Not only is American primary care on life support, but the future looks grim.

To no one’s surprise, only two percent of graduating medical students plan to work in primary care internal medicine.

Money is one significant reason. Student debt is rising (to an average of $140,000), and the salary disparity between primary and specialty care is growing.

But wait, it’s not the only factor. There is also the perception amongst lifestyle-focused medical students that the bureaucratic hassles are out of control:

Current students recognize the increasing demands on internists, particularly primary care physicians, to accomplish large numbers of preventive and therapeutic interventions during short visits with chronically ill patients while also managing increasing administrative expectations.

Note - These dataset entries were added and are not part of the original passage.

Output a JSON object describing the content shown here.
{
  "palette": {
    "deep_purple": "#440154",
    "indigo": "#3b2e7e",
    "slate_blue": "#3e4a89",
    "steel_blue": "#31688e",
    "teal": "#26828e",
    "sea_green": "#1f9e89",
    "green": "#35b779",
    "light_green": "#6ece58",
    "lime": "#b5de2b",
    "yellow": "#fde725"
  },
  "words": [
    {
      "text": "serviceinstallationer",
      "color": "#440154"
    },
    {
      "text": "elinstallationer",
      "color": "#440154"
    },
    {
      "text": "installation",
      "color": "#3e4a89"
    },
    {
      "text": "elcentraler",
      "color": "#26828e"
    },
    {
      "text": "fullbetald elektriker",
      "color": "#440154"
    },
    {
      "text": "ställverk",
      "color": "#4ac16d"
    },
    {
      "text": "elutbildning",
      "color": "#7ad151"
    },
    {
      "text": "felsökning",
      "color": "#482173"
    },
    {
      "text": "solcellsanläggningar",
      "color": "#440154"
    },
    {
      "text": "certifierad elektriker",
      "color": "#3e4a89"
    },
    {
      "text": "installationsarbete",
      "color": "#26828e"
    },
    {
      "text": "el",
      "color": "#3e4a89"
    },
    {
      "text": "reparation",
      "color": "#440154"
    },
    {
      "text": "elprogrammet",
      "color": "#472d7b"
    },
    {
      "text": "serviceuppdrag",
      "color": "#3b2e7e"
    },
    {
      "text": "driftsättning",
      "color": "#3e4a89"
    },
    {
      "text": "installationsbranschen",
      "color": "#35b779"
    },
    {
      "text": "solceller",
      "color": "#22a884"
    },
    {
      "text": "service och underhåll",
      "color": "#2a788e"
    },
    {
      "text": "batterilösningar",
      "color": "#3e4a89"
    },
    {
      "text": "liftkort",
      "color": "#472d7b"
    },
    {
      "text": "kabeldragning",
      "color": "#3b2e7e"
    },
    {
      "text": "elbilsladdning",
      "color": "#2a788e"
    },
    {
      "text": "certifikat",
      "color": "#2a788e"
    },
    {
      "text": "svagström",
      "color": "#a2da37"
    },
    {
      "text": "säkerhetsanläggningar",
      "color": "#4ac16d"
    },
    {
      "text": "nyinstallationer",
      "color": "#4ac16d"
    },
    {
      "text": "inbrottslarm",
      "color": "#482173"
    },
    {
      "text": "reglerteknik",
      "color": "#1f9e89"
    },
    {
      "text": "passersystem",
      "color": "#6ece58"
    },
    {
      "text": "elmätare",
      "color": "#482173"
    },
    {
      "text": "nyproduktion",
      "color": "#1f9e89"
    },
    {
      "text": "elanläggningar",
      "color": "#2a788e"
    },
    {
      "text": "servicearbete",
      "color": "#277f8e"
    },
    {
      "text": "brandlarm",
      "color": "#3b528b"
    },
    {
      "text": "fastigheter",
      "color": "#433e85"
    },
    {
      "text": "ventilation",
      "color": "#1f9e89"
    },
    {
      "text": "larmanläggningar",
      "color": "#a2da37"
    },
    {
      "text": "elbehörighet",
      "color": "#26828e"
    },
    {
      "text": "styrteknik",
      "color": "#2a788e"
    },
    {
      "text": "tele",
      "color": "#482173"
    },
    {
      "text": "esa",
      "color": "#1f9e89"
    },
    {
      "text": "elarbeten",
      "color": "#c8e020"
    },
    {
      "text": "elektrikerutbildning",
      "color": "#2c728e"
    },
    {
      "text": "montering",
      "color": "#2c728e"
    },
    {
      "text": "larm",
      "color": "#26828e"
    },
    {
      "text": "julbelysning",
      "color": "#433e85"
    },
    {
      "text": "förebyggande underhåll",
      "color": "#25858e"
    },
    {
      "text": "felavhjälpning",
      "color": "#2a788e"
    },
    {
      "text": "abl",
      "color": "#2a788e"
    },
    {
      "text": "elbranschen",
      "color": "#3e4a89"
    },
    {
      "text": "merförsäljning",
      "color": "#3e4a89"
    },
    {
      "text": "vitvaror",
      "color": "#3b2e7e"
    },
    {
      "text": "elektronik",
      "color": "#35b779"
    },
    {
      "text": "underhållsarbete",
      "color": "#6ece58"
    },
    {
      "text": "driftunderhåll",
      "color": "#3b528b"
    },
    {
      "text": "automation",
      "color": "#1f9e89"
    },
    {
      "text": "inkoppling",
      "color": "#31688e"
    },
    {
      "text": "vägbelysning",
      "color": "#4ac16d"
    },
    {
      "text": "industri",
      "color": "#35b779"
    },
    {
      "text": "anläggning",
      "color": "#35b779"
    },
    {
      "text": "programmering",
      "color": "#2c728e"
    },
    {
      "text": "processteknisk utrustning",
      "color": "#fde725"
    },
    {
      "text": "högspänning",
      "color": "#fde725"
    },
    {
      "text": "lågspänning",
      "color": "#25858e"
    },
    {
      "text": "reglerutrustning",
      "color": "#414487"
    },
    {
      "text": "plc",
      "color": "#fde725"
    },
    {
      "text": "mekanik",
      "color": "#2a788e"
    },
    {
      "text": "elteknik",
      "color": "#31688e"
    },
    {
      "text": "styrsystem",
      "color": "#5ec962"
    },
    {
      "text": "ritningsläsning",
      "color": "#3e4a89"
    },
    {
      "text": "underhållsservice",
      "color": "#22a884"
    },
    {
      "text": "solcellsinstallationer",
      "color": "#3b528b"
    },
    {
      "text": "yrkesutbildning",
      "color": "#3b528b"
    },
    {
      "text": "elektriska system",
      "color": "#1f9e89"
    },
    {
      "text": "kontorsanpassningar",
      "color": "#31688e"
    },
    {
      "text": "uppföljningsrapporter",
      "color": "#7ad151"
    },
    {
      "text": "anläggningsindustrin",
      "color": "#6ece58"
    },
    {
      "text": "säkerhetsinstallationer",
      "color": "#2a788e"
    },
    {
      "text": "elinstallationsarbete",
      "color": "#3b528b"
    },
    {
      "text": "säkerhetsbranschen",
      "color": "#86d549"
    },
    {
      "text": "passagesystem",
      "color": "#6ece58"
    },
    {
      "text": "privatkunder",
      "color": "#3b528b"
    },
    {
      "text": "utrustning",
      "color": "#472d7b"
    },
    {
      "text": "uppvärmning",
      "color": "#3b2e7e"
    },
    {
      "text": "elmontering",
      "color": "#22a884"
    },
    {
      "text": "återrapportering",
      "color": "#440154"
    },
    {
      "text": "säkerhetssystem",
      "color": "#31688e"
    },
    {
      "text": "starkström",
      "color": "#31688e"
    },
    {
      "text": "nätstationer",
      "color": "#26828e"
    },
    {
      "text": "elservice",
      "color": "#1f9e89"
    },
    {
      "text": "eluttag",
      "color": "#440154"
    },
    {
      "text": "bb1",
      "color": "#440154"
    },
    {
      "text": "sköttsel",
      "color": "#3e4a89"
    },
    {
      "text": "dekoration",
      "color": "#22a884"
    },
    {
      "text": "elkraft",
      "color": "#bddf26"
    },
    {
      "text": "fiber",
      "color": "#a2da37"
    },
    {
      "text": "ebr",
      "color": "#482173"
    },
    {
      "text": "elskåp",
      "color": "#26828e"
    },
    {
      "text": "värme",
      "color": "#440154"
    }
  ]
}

Providing more primary care role-models in academia doesn’t seem to be much help, since they themselves are suffering from the burnout of too many patients squeezed in too short time slots. Their frustration is projected onto impressionable medical students.

The studies observe that foreign medical graduates are keeping the primary care system from collapsing, at the expense of providing care in their own countries. That is not a sustainable solution, since this pool will eventually run dry.

Neither is replacing primary care physicians with mid-level providers like NPs or PAs. Although they work well to complement physicians, their relatively shorter clinical training will drive up specialty referrals, increasing the cost of care.

Good for JAMA for getting this critical issue out into the mainstream. Let’s see if anything happens.